Two of Houston’s non-profit social service agencies have submitted property tax exemption requests for the 2023 tax year.
Houston Community Services wants an exemption for its property at 3398 10th St. and Houston Link to Learning for property at 2350 Butler Ave.
A bylaw is needed for council to authorize the exemptions and will be considered at a future meeting.
Background information provided to council in an Aug. 11 memo stated tax exemptions are permitted “for property owned or held by a charitable, philanthropic, and non-profit corporation and used for the purposes of the corporation.”
The municipal tax exemption wanted by Houston Community Services amounts to $3,774 at 2022 tax rates and $4,907 when all property taxes are included while the municipal tax exemption for Houston Link to Learning for the Plaza entertainment complex recently purchased would be $6,953 at 2022 tax rates and $9,286 when all property taxes are included.
Activities at the Houston Community Services property includes services to seniors, families and youth in need, Alcoholics Anonymous, Narcotics Anonymous and the Houston Hospice Society.
Activities at Houston Link to Learning’s Plaza property include training for residents so they can work in retail, janitorial services and food establishments. It is also a gathering place for the public as well as offering free recreation services for seniors.
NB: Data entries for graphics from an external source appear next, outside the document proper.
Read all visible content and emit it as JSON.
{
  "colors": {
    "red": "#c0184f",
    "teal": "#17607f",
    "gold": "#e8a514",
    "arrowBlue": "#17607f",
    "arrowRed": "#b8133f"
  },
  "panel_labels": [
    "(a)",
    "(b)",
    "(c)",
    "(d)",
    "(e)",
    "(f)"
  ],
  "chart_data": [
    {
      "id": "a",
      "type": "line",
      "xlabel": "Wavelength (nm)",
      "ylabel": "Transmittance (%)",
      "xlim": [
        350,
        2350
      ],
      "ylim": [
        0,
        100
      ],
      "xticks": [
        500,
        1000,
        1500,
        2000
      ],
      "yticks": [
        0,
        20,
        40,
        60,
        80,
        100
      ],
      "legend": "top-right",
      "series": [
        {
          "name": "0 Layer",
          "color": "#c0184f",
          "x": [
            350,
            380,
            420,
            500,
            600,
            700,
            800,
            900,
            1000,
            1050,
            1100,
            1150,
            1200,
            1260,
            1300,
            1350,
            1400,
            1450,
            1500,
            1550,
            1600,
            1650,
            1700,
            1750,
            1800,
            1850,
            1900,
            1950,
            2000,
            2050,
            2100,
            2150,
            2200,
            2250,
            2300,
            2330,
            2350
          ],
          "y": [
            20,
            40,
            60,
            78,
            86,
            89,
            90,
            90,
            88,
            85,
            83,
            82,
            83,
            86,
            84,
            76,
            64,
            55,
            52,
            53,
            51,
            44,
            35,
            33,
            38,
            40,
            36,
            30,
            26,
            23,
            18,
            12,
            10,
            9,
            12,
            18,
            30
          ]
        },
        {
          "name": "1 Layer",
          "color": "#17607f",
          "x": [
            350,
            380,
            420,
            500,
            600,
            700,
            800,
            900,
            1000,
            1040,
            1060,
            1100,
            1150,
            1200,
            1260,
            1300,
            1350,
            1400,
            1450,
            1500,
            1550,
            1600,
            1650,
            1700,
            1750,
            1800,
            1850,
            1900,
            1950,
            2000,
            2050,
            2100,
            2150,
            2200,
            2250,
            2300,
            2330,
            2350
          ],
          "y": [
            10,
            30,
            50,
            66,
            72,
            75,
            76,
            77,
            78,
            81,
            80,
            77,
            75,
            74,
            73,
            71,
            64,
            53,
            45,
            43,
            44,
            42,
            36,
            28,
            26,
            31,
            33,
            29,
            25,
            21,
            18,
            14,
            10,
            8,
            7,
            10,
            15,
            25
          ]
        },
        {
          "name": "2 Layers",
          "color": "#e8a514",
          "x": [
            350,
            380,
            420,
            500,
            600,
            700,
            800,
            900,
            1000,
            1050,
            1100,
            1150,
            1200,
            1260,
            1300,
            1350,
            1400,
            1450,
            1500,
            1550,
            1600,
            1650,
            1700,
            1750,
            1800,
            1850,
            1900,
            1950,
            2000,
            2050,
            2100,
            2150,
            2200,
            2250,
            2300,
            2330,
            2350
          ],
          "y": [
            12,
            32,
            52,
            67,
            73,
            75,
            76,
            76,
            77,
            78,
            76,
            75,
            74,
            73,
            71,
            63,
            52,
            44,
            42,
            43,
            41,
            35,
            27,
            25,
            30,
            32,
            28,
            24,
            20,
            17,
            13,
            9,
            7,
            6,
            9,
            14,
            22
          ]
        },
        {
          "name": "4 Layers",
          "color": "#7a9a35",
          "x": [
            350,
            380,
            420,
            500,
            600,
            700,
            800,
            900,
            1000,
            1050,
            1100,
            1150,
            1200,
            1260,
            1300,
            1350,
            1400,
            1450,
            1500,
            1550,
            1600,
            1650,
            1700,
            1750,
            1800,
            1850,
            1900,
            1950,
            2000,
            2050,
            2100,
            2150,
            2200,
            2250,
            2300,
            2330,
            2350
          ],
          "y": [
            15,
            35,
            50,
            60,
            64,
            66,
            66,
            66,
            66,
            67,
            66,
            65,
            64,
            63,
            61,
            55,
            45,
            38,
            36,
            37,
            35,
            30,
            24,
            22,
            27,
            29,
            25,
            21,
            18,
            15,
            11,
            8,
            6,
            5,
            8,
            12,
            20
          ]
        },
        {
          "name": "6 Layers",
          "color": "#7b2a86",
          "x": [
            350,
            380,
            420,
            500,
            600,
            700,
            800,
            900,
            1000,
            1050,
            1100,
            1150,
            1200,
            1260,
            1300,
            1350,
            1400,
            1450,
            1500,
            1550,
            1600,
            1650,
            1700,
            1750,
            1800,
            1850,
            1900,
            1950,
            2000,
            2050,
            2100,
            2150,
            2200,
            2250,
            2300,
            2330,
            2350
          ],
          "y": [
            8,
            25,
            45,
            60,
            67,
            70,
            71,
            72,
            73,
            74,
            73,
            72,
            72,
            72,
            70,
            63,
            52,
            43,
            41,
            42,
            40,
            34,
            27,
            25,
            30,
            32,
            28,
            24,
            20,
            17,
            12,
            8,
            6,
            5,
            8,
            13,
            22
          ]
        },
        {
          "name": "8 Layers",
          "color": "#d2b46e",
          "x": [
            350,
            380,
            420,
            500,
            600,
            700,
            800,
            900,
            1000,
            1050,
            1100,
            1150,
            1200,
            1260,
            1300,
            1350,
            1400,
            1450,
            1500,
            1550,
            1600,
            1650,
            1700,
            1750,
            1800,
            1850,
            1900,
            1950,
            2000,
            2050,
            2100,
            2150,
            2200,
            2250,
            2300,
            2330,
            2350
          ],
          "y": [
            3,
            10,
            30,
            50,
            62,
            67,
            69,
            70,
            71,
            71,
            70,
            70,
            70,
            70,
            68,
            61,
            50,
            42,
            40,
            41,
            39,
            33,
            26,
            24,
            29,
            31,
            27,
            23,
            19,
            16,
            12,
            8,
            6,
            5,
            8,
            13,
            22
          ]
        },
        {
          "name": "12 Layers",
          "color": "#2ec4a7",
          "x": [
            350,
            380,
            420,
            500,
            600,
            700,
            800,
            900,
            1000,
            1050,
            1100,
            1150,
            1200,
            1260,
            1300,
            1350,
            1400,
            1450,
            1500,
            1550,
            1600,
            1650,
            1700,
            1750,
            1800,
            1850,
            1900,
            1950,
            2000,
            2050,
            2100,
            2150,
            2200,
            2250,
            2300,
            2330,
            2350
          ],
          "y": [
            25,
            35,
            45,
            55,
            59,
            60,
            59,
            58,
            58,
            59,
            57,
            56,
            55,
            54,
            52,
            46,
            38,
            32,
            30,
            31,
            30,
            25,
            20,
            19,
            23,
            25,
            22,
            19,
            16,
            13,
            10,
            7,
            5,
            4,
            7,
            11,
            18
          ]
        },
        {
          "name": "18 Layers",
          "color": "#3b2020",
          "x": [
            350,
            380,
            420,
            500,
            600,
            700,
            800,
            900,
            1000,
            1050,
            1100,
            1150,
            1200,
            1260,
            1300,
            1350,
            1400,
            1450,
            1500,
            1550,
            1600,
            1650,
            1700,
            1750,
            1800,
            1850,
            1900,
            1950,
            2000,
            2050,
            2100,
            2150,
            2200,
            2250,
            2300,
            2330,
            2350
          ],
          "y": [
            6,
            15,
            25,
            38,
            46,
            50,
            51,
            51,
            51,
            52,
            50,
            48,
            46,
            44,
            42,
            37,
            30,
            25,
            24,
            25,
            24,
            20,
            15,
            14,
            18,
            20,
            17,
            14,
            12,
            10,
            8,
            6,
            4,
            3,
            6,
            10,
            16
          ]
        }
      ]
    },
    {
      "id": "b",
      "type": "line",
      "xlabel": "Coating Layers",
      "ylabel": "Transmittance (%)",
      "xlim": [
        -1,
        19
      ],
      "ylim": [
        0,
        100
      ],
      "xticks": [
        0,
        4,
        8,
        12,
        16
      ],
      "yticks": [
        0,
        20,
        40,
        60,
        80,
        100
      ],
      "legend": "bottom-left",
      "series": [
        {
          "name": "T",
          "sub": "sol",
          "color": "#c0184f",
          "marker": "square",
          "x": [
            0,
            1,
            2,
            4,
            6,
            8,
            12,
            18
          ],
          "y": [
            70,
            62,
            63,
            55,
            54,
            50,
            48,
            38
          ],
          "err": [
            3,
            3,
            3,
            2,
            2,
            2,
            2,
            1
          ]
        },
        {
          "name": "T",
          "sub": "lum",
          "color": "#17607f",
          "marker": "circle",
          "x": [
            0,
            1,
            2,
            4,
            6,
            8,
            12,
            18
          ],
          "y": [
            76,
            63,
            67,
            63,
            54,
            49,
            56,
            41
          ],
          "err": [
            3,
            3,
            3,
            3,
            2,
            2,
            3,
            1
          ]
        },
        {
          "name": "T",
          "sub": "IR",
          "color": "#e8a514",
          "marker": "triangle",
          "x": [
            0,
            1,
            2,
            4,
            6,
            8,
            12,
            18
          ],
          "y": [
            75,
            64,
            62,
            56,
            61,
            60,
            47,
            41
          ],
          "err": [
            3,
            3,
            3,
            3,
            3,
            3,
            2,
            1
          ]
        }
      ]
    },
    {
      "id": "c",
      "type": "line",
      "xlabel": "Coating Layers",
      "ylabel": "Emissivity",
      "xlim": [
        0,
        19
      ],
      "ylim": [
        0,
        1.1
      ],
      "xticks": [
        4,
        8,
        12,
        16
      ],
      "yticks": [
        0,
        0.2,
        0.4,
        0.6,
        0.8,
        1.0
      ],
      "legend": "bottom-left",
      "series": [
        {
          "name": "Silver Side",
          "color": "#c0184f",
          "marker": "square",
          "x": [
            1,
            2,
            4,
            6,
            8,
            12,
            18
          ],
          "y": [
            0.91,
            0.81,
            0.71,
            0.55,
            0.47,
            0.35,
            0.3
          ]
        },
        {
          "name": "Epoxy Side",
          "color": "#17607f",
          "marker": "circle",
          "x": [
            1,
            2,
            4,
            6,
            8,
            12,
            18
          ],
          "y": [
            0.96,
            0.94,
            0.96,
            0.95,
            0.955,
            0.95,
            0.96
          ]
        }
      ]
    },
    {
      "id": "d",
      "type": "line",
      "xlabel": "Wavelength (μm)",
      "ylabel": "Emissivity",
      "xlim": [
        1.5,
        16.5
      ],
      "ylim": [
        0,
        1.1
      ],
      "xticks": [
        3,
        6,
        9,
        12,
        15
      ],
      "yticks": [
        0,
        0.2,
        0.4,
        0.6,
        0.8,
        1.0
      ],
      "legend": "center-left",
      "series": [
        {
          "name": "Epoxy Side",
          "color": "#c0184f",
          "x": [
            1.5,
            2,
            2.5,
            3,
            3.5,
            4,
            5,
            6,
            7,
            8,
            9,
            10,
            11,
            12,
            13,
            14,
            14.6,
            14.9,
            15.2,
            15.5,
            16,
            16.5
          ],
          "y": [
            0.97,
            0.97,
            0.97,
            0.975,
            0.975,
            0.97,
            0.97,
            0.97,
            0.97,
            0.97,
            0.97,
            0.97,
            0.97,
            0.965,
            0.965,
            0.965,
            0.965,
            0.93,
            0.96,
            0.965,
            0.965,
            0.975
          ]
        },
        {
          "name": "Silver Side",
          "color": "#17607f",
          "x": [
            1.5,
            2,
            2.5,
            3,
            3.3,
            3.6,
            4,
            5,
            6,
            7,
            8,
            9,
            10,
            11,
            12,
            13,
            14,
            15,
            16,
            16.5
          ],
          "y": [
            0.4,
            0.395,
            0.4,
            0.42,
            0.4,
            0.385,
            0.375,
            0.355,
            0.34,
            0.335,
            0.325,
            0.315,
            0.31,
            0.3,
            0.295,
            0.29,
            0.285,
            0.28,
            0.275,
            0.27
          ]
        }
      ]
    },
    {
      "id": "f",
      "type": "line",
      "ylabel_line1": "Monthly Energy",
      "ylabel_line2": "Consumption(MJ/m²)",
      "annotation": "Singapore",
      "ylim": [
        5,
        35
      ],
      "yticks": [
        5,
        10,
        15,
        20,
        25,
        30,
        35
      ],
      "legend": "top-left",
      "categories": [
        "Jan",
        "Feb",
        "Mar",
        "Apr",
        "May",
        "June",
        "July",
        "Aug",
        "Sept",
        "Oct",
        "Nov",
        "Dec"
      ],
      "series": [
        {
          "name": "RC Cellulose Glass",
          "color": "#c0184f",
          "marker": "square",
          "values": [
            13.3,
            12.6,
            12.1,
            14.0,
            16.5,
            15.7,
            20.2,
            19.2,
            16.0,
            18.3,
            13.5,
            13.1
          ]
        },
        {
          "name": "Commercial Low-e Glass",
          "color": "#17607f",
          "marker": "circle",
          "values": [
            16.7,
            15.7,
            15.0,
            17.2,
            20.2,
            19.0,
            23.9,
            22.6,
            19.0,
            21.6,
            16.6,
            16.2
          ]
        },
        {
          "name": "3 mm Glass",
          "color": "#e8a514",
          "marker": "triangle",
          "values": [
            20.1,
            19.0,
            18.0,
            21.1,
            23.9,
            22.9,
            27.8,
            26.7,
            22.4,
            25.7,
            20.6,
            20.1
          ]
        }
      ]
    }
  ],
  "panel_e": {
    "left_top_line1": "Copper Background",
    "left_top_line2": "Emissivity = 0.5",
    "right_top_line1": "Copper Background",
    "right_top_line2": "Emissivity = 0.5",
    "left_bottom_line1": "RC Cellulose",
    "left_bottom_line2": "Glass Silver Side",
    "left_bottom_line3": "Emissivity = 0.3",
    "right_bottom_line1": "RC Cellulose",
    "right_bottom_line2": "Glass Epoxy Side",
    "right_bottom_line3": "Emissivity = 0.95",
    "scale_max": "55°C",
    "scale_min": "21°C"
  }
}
Altogether there are 19 organizations provided with tax exemption status carrying a municipal tax exemption total of $66,143. The large majority are churches.
Cattle roaming free
The District of Houston can’t take any direct action over complaints of cattle wandering free in the Morgan Road area.
Although the District of Houston is in a livestock district, it is not within a pound district and because of that, lacks the regulatory authority to take action.
“Since the lands in question are not in a pound district, livestock on those lands are exempted ….” indicated District of Houston protective services director Jim Daigneault in a detailed memo to council explaining the ins and outs of regulatory possibilities.
The cows in question belong to one owner and the complaints are that they damaged neighbouring gardens and property.
People complaining to the District of Houston are instead directed to the B.C. Cattlemen’s Association’s regional bodies.
“Staff will [also] contact the province to determine potential courses of action,” indicated District of Houston chief administrative officer Michael Dewar.
Subdivision application moving forward
The owner of property on Pioneer Road who wants to subdivide it can now take the plan to the provincial Agricultural Land Commission (ALC) following council’s initial consent.
Sandy Harms has the property at 2003 Pioneer Road and wants to subdivide a portion so that it can be sold as a separate residential lot.
And should the ALC give its approval, the application will then be sent back to the District for additional approval consideration.
Information provided to council indicates that awhile a portion of the Pioneer Road property is in the Agricultural Land Reserve, the area proposed to be subdivided off is not within the land reserve.
Despite that, council was told an application must still be made to the ALC prior to the District’s formal involvement.
Additionally, a Council resolution is required as part of the application package for the ALC.